Sie liefen über den Parkplatz zum Eingang der Schule, drückten die Tür auf und gingen hinein.
Die Schule schien in einem guten Zustand zu sein, als würden jeden Moment die Glocken läuten und Schüler aus den Klassenräumen stürmen. Nur an manchen Stellen war der Boden schmutzig oder die Wände zerkratzt.
Während William sich die Karte der Schule ansah, um sich orientieren zu können, öffnete Nick einen der Klassenräume. Stühle und Tische waren umgeworfen. Einige Fensterscheiben hatten Risse oder waren eingeschlagen und an der Wand klebten Blutspritzer. Auch der Boden war von getrockneten Blutflecken übersät.
Er konnte sich die Szene ausmalen. Schüler, die dem Lehrer zuhörten. Plötzlich eine Durchsage, die den Lehrern befiel, alle Klassenräume zu verriegeln. Kinder, die verängstigt unter die Tische krochen. Dann eine Tür, die aufgerissenen wurde. Die Schüler schrien panisch, während die Kreatur den Lehrer zerfetzte, der sich schützend vor seine Klasse gestellt hatte.

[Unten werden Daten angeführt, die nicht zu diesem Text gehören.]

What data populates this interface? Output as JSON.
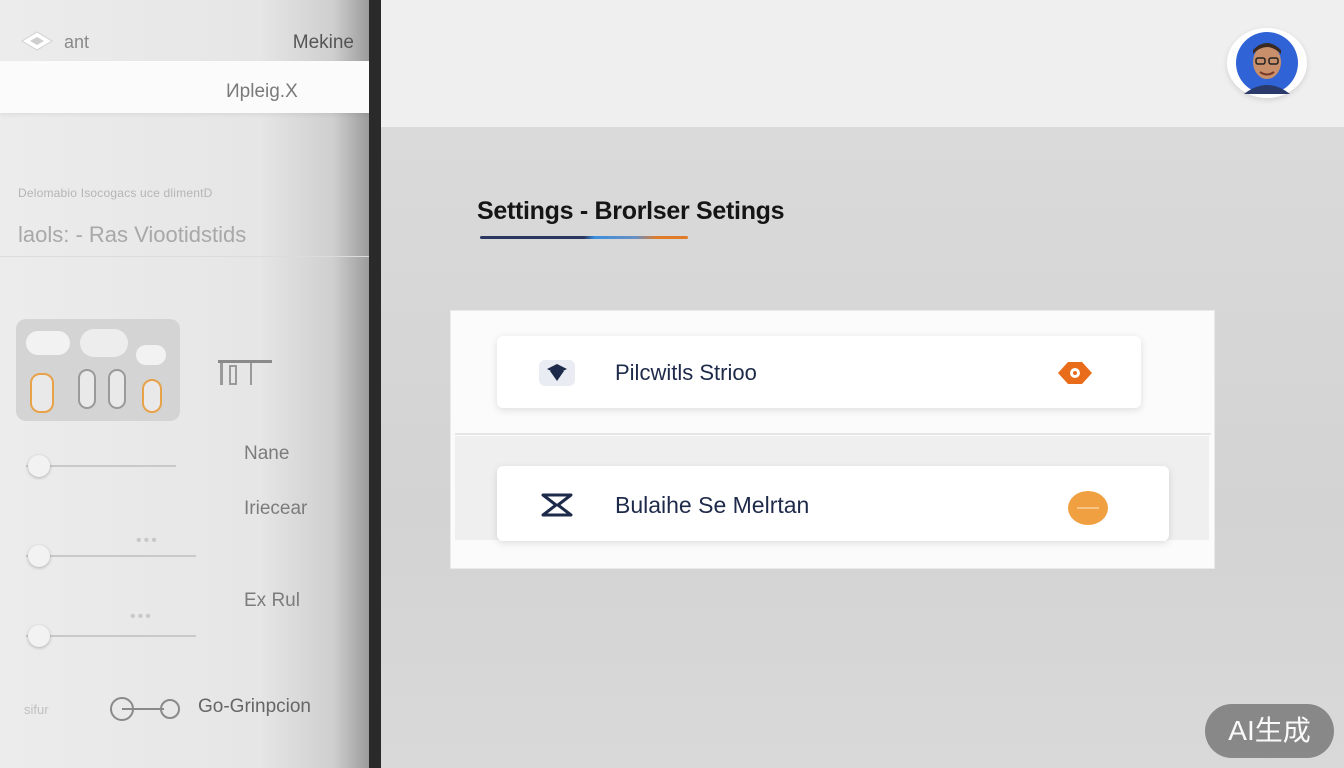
{
  "sidebar": {
    "app_name": "ant",
    "top_right_label": "Mekine",
    "tab_label": "Иpleig.X",
    "caption": "Delomabio Isocogacs uce dlimentD",
    "heading": "laols: - Ras Viootidstids",
    "labels": {
      "name": "Nane",
      "recent": "Iriecear",
      "extra": "Ex Rul",
      "bottom_small": "sifur",
      "bottom": "Go-Grinpcion"
    },
    "dots": [
      "•••",
      "•••"
    ]
  },
  "main": {
    "page_title": "Settings - Brorlser Setings",
    "cards": [
      {
        "label": "Pilcwitls Strioo",
        "left_icon": "shield-icon",
        "right_icon": "orange-eye-icon"
      },
      {
        "label": "Bulaihe Se Melrtan",
        "left_icon": "hourglass-icon",
        "right_icon": "orange-toggle-icon"
      }
    ]
  },
  "colors": {
    "accent_orange": "#e86c1a",
    "toggle_orange": "#f0a040",
    "navy": "#1e2a4a",
    "divider": "#2a2a2a"
  },
  "watermark": "AI生成"
}
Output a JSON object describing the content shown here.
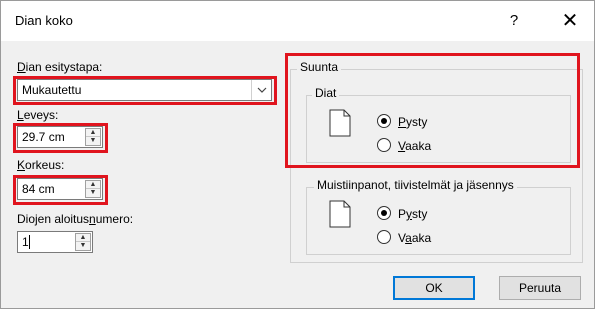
{
  "dialog": {
    "title": "Dian koko",
    "help_label": "?",
    "close_label": "✕"
  },
  "left": {
    "format_label_mnemonic": "D",
    "format_label_rest": "ian esitystapa:",
    "format_value": "Mukautettu",
    "width_label_mnemonic": "L",
    "width_label_rest": "eveys:",
    "width_value": "29.7 cm",
    "height_label_mnemonic": "K",
    "height_label_rest": "orkeus:",
    "height_value": "84 cm",
    "start_label_pre": "Diojen aloitus",
    "start_label_mnemonic": "n",
    "start_label_post": "umero:",
    "start_value": "1"
  },
  "orientation": {
    "group_label": "Suunta",
    "slides_label": "Diat",
    "slides_portrait_mnemonic": "P",
    "slides_portrait_rest": "ysty",
    "slides_landscape_mnemonic": "V",
    "slides_landscape_rest": "aaka",
    "slides_selected": "portrait",
    "notes_label": "Muistiinpanot, tiivistelmät ja jäsennys",
    "notes_portrait_pre": "P",
    "notes_portrait_mnemonic": "y",
    "notes_portrait_post": "sty",
    "notes_landscape_pre": "V",
    "notes_landscape_mnemonic": "a",
    "notes_landscape_post": "aka",
    "notes_selected": "portrait"
  },
  "buttons": {
    "ok": "OK",
    "cancel": "Peruuta"
  },
  "colors": {
    "highlight": "#e0141e",
    "default_button_border": "#0078d7"
  }
}
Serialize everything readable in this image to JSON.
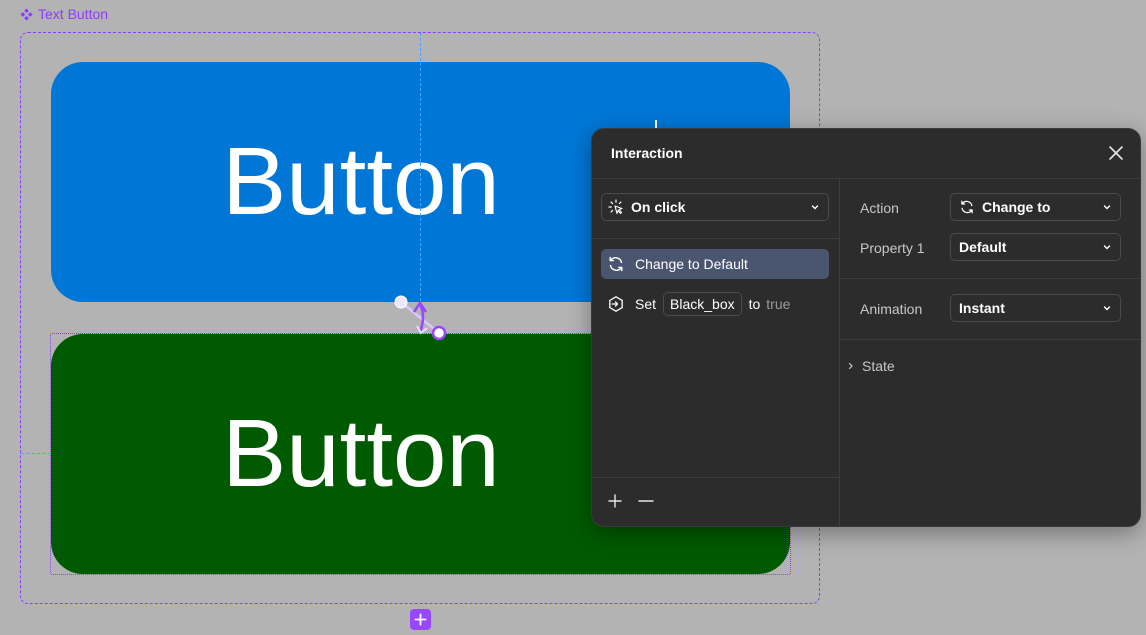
{
  "canvas": {
    "component_label": "Text Button",
    "variants": [
      {
        "text": "Button",
        "color": "#0077d6"
      },
      {
        "text": "Button",
        "color": "#005a00"
      }
    ],
    "accent_color": "#8b3dff"
  },
  "panel": {
    "title": "Interaction",
    "trigger": {
      "label": "On click",
      "icon": "click-cursor-icon"
    },
    "actions": [
      {
        "label": "Change to Default",
        "icon": "change-to-icon",
        "selected": true
      },
      {
        "prefix": "Set",
        "variable": "Black_box",
        "connector": "to",
        "value": "true",
        "icon": "set-variable-icon",
        "selected": false
      }
    ],
    "fields": {
      "action_label": "Action",
      "action_value": "Change to",
      "property_label": "Property 1",
      "property_value": "Default",
      "animation_label": "Animation",
      "animation_value": "Instant"
    },
    "state_label": "State"
  }
}
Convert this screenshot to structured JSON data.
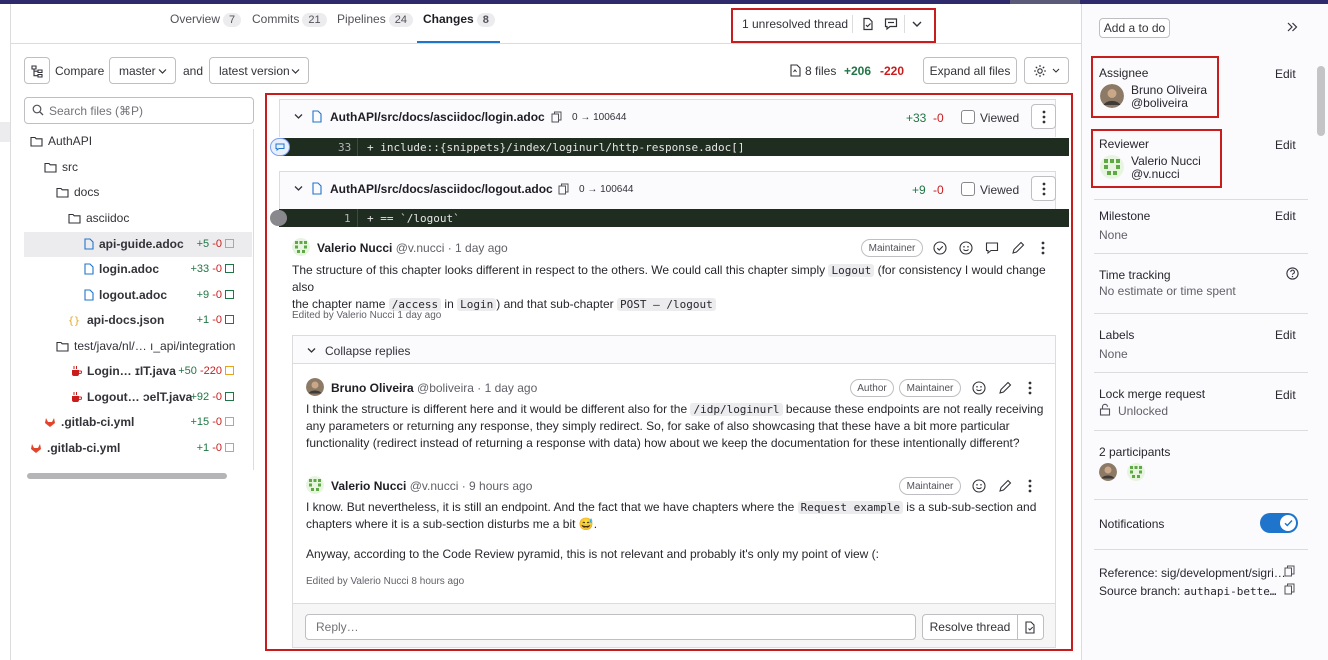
{
  "tabs": [
    {
      "label": "Overview",
      "count": "7"
    },
    {
      "label": "Commits",
      "count": "21"
    },
    {
      "label": "Pipelines",
      "count": "24"
    },
    {
      "label": "Changes",
      "count": "8"
    }
  ],
  "thread_nav": {
    "text": "1 unresolved thread"
  },
  "compare_bar": {
    "compare_label": "Compare",
    "source": "master",
    "and_label": "and",
    "target": "latest version",
    "files_count": "8 files",
    "additions": "+206",
    "deletions": "-220",
    "expand_label": "Expand all files"
  },
  "search": {
    "placeholder": "Search files (⌘P)"
  },
  "file_tree": [
    {
      "name": "AuthAPI",
      "type": "folder"
    },
    {
      "name": "src",
      "type": "folder"
    },
    {
      "name": "docs",
      "type": "folder"
    },
    {
      "name": "asciidoc",
      "type": "folder"
    },
    {
      "name": "api-guide.adoc",
      "type": "file",
      "add": "+5",
      "del": "-0",
      "status": "modified"
    },
    {
      "name": "login.adoc",
      "type": "file",
      "add": "+33",
      "del": "-0",
      "status": "added"
    },
    {
      "name": "logout.adoc",
      "type": "file",
      "add": "+9",
      "del": "-0",
      "status": "added"
    },
    {
      "name": "api-docs.json",
      "type": "json",
      "add": "+1",
      "del": "-0",
      "status": "added"
    },
    {
      "name": "test/java/nl/… ı_api/integration",
      "type": "folder"
    },
    {
      "name": "Login… ɪIT.java",
      "type": "java",
      "add": "+50",
      "del": "-220",
      "status": "modified"
    },
    {
      "name": "Logout… ɔelT.java",
      "type": "java",
      "add": "+92",
      "del": "-0",
      "status": "added"
    },
    {
      "name": ".gitlab-ci.yml",
      "type": "gitlab",
      "add": "+15",
      "del": "-0",
      "status": "modified"
    },
    {
      "name": ".gitlab-ci.yml",
      "type": "gitlab",
      "add": "+1",
      "del": "-0",
      "status": "modified"
    }
  ],
  "diff_files": [
    {
      "path": "AuthAPI/src/docs/asciidoc/login.adoc",
      "mode": "0 → 100644",
      "add": "+33",
      "del": "-0",
      "viewed_label": "Viewed",
      "line": {
        "num": "33",
        "code": "+ include::{snippets}/index/loginurl/http-response.adoc[]"
      }
    },
    {
      "path": "AuthAPI/src/docs/asciidoc/logout.adoc",
      "mode": "0 → 100644",
      "add": "+9",
      "del": "-0",
      "viewed_label": "Viewed",
      "line": {
        "num": "1",
        "code": "+ == `/logout`"
      }
    }
  ],
  "thread": {
    "comment": {
      "author": "Valerio Nucci",
      "handle": "@v.nucci · 1 day ago",
      "badge": "Maintainer",
      "t1": "The structure of this chapter looks different in respect to the others. We could call this chapter simply ",
      "c1": "Logout",
      "t2": " (for consistency I would change also",
      "t3": "the chapter name ",
      "c2": "/access",
      "t4": " in ",
      "c3": "Login",
      "t5": ") and that sub-chapter ",
      "c4": "POST – /logout",
      "edited": "Edited by Valerio Nucci 1 day ago"
    },
    "collapse_label": "Collapse replies",
    "reply1": {
      "author": "Bruno Oliveira",
      "handle": "@boliveira · 1 day ago",
      "badge1": "Author",
      "badge2": "Maintainer",
      "t1": "I think the structure is different here and it would be different also for the ",
      "c1": "/idp/loginurl",
      "t2": " because these endpoints are not really receiving",
      "l2": "any parameters or returning any response, they simply redirect. So, for sake of also showcasing that these have a bit more particular",
      "l3": "functionality (redirect instead of returning a response with data) how about we keep the documentation for these intentionally different?"
    },
    "reply2": {
      "author": "Valerio Nucci",
      "handle": "@v.nucci · 9 hours ago",
      "badge": "Maintainer",
      "t1": "I know. But nevertheless, it is still an endpoint. And the fact that we have chapters where the ",
      "c1": "Request example",
      "t2": " is a sub-sub-section and",
      "l2": "chapters where it is a sub-section disturbs me a bit 😅.",
      "p2": "Anyway, according to the Code Review pyramid, this is not relevant and probably it's only my point of view (:",
      "edited": "Edited by Valerio Nucci 8 hours ago"
    },
    "reply_placeholder": "Reply…",
    "resolve_label": "Resolve thread"
  },
  "sidebar": {
    "todo_label": "Add a to do",
    "edit_label": "Edit",
    "assignee": {
      "label": "Assignee",
      "name": "Bruno Oliveira",
      "handle": "@boliveira"
    },
    "reviewer": {
      "label": "Reviewer",
      "name": "Valerio Nucci",
      "handle": "@v.nucci"
    },
    "milestone": {
      "label": "Milestone",
      "value": "None"
    },
    "time_tracking": {
      "label": "Time tracking",
      "value": "No estimate or time spent"
    },
    "labels": {
      "label": "Labels",
      "value": "None"
    },
    "lock": {
      "label": "Lock merge request",
      "value": "Unlocked"
    },
    "participants": {
      "label": "2 participants"
    },
    "notifications": {
      "label": "Notifications",
      "enabled": true
    },
    "reference": "Reference: sig/development/sigri…",
    "source_branch_label": "Source branch: ",
    "source_branch": "authapi-bette…"
  },
  "colors": {
    "accent": "#1f75cb",
    "highlight_box": "#c91c1c",
    "added": "#217645",
    "removed": "#c91c1c"
  }
}
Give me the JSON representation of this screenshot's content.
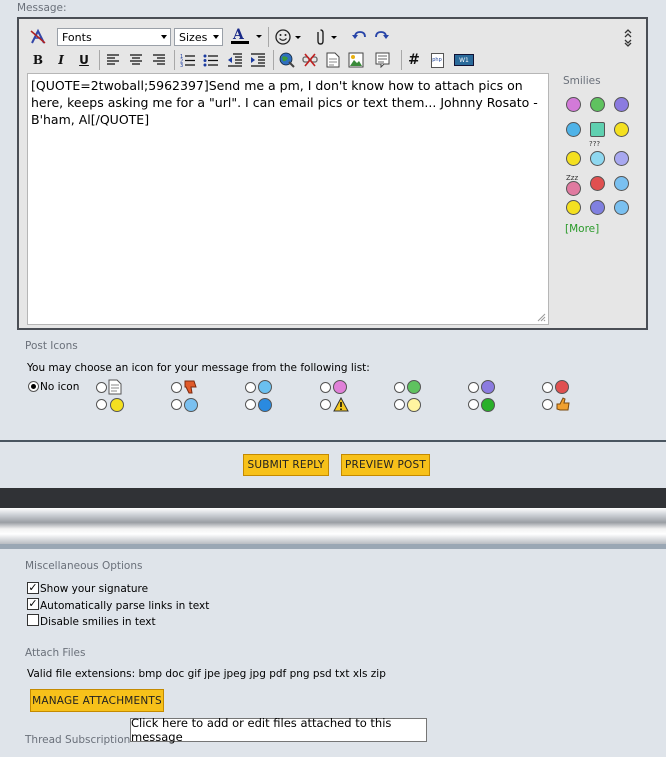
{
  "message_label": "Message:",
  "toolbar": {
    "font_select": "Fonts",
    "size_select": "Sizes",
    "bold": "B",
    "italic": "I",
    "underline": "U",
    "hash": "#",
    "php": "php",
    "wrap": "W1"
  },
  "editor": {
    "text": "[QUOTE=2twoball;5962397]Send me a pm, I don't know how to attach pics on here, keeps asking me for a \"url\". I can email pics or text them... Johnny Rosato - B'ham, Al[/QUOTE]"
  },
  "smilies": {
    "title": "Smilies",
    "more": "[More]",
    "zzz": "Zzz",
    "qqq": "???"
  },
  "post_icons": {
    "title": "Post Icons",
    "instructions": "You may choose an icon for your message from the following list:",
    "no_icon_label": "No icon"
  },
  "actions": {
    "submit": "SUBMIT REPLY",
    "preview": "PREVIEW POST"
  },
  "misc": {
    "title": "Miscellaneous Options",
    "show_signature": "Show your signature",
    "parse_links": "Automatically parse links in text",
    "disable_smilies": "Disable smilies in text"
  },
  "attach": {
    "title": "Attach Files",
    "valid_ext": "Valid file extensions: bmp doc gif jpe jpeg jpg pdf png psd txt xls zip",
    "manage_button": "MANAGE ATTACHMENTS",
    "tooltip": "Click here to add or edit files attached to this message"
  },
  "thread_sub": {
    "title": "Thread Subscription"
  }
}
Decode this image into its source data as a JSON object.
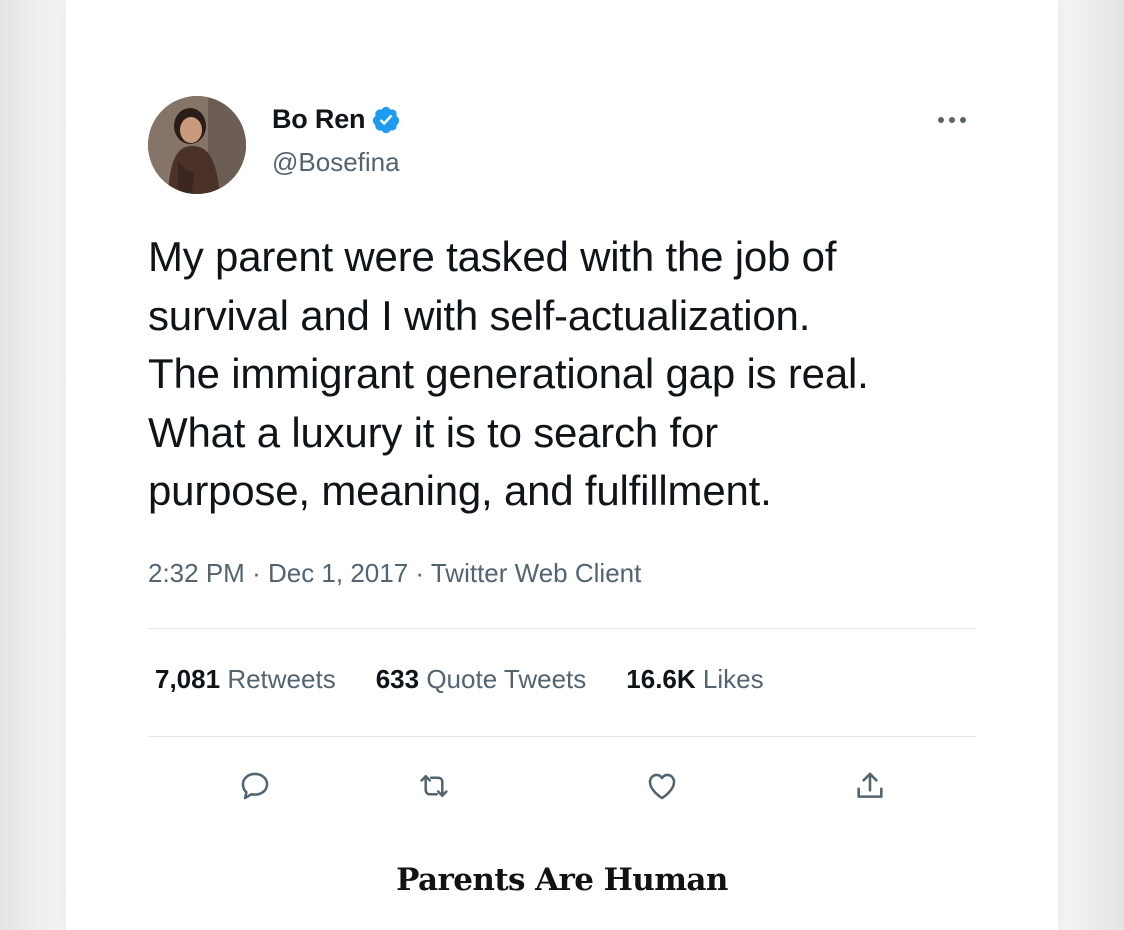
{
  "tweet": {
    "author": {
      "name": "Bo Ren",
      "handle": "@Bosefina",
      "verified": true,
      "avatar_icon": "profile-photo"
    },
    "text": "My parent were tasked with the job of\nsurvival and I with self-actualization.\nThe immigrant generational gap is real.\nWhat a luxury it is to search for\npurpose, meaning, and fulfillment.",
    "meta": {
      "time": "2:32 PM",
      "separator": "·",
      "date": "Dec 1, 2017",
      "client": "Twitter Web Client"
    },
    "stats": {
      "retweets_count": "7,081",
      "retweets_label": "Retweets",
      "quote_count": "633",
      "quote_label": "Quote Tweets",
      "likes_count": "16.6K",
      "likes_label": "Likes"
    },
    "actions": [
      "reply-icon",
      "retweet-icon",
      "like-icon",
      "share-icon"
    ]
  },
  "footer": {
    "title": "Parents Are Human"
  },
  "colors": {
    "verified_blue": "#1d9bf0",
    "text_primary": "#0f1419",
    "text_secondary": "#536471",
    "divider": "#e2e6e9"
  }
}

Seine Augen wurden glasig, als er an seine Frau dachte. Ich werde dich und Jay finden, Isabelle. Das habe ich dir versprochen. Er musste an das schwarze, wellige Haar und die braunen, warmen Augen denken, ihr hübsches, strahlendes Lächeln. Er war davon überzeugt, dass sie noch lebten, nachdem er sie damals in Moonvale im Stich gelassen hatte. Das war inzwischen zwei Jahre her und er würde es sich niemals verzeihen. Er hatte die ganze Gegend abgesucht, jeden Ort und jede Stadt. Er hatte sogar in verschiedenen Clans und Gruppen nach ihr gesucht. Aber ohne Erfolg.
Jetzt war sein Ziel Portland. Es sprach sich unter den Überlebenden herum, dass Portland einer der wenigen Safepoints war. Ein Ort, an dem Überlebende willkommen waren. Ein Ort, der sicher vor aller Art Gefahren war. In Portland sollte es Zivilisation geben. Ich werde euch finden, wiederholte er in Gedanken.
"Nick!", zischte William, drückte ihn in den Raum hinein und schloss leise die quietschende Tür. Nick zuckte erschrocken zusammen.
"Mensch, William!"
Sein Freund hielt sich seinen Zeigefinger vor die Lippen, damit Nick leise war. Vor der Tür hörte man Schritte. Leise, vorsichtige Schritte. Es schien nur eine einzelne Person zu sein.
"Da ist jemand", hauchte William kaum hörbar.
Die Schritte blieben genau vor der Tür stehen.
Nick spannte die Schultern an. Wenn jetzt jemand in den Raum kommen würde, müsste er kämpfen. Er griff nach seiner Waffe.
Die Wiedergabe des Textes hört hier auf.